Sfiduciare il governo Berlusconi: la proposta è dell’Idv

Antonio Di Pietro, leader dell’ Idv, lancia la proposta di una mozione di sfiducia per il governo Berlusconi ipotizzando, o meglio chiedendo il supporto dei finiani, del Pd e dell’Udc.
Nelle sua articolata proposta appoggia anche l’idea di un governo tecnico, che duri non più di novanta giorni, che si ponga l’obiettivo di fare due riforme, quella di una nuova legge elettorale e quella che riguarda il pluralismo dell’informazione.
Nel caos, nel dissidio totale, che divide maggioranza e opposizione si levano anche altre voci. Quella di Umberto Bossi, leader della Lega, che indica come via d’uscita dalla palude le elezioni anticipate da tenersi al più presto possibile.
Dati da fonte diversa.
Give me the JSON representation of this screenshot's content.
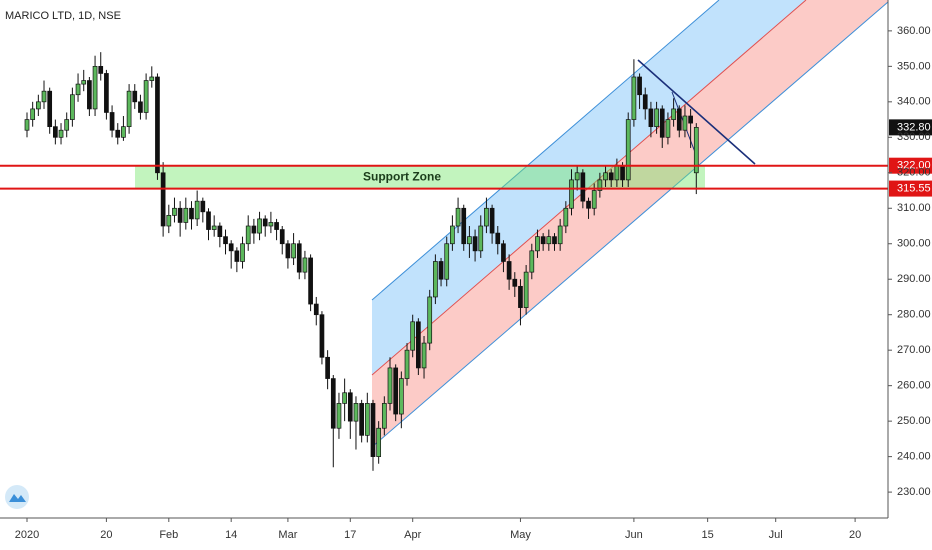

Non mancano botte e risposte al vetriolo tra il coordinatore nazionale del Pdl, Sandro Bondi e Italo Bocchino e quanti reclamano le dimissioni vuoi di Gianfranco Fini, Presidente della Camera e leader di Futuro e Libertà per l’Italia, o di Silvio Berlusconi, Presidente del Consiglio.
Non si esimono, a giusta ragione, dal fare dichiarazioni Pier Luigi Bersani, segretario del Pd, Daniele Capezzone portavoce del Pdl e, per la par condicio, anche Rosy Bindi, presidente del Partito Democratico e Daniela Santanchè, Sottosegretario di Stato al Dipartimento per l’Attuazione del Programma di Governo, solo per citare alcuni esponenti della politica.
Per sentirsi su una barca alla deriva e provare disamore ce n’è abbastanza, ma forse il peggio ancora deve arrivare.